Figure 2. Insulin acutely disrupts the lysosomal localization of the TSC complex.
(A) HeLa cells were serum starved then stimulated with a time course of insulin prior to immunofluorescent labeling of endogenous TSC2 (red) and LAMP2 (green). Representative cells are shown where yellow or orange pixels indicate colocalization in the merged images. Percent colocalization and Pearson’s Correlation Coefficient (PCC) are graphed as a mean±SEM (right). *p< 1X10−6 (% colocalization) and *p< 1X10−12 (PCC), compared to unstimulated (0 min).
(B) Cells were treated and labeled as in (A), but with a single 15-min insulin stimulation, and imaged by confocal microscopy. An enlarged view of the LAMP2-containing compartment from the bottom cells in the two images is shown below. Percent colocalization and PCC are presented as in (A). *p< 1X10−13 (% colocalization) and *p< 1X10−10 (PCC) compared to unstimulated (0 min).
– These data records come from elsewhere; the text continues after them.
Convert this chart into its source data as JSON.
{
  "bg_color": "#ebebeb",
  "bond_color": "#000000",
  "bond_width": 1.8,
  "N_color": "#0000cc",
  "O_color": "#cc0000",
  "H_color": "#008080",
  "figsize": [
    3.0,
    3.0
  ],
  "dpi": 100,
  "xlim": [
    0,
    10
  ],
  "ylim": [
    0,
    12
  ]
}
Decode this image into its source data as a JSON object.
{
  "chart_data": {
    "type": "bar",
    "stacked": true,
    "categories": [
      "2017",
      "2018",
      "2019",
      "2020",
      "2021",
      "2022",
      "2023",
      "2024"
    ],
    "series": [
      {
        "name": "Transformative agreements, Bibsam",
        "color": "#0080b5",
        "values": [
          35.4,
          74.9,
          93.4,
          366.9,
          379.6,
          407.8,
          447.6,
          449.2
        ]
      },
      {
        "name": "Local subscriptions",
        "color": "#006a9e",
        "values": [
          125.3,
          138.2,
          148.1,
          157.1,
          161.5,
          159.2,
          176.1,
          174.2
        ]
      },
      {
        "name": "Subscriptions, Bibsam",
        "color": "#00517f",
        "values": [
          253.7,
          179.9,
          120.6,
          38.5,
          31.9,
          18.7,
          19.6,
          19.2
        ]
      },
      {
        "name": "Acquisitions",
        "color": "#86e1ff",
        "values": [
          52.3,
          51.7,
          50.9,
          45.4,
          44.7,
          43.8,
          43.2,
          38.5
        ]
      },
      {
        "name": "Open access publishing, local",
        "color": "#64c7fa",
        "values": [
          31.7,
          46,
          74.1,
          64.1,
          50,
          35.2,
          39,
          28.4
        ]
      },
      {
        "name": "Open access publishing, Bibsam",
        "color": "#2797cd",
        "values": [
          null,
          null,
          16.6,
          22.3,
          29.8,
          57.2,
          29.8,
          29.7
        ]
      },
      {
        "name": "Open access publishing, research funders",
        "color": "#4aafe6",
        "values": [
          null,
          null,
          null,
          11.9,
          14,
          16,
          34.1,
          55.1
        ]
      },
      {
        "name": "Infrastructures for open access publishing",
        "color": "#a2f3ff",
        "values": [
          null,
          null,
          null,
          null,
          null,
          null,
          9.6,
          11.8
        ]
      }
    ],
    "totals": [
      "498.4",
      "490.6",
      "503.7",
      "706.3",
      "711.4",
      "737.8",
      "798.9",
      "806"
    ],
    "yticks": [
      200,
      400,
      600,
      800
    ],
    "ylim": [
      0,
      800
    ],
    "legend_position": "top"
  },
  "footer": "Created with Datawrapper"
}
(C) HeLa cells stably expressing a control shRNA (shGFP) or one targeting TBC1D7 (shTBC1D7) were treated as in (B) and labeled for TBC1D7 (red) and LAMP1 (green). Representative cells are shown and percent colocalization is presented as in (A). *p< 1X10−10.
(D) Cells treated as in (B) were labeled for TSC2 (red) and TBC1D7 (green), with percent colocalization presented as in (A).
(E) Cells treated as in (B) and lysates were separated into heavy membrane and light membrane/cytosolic fractions.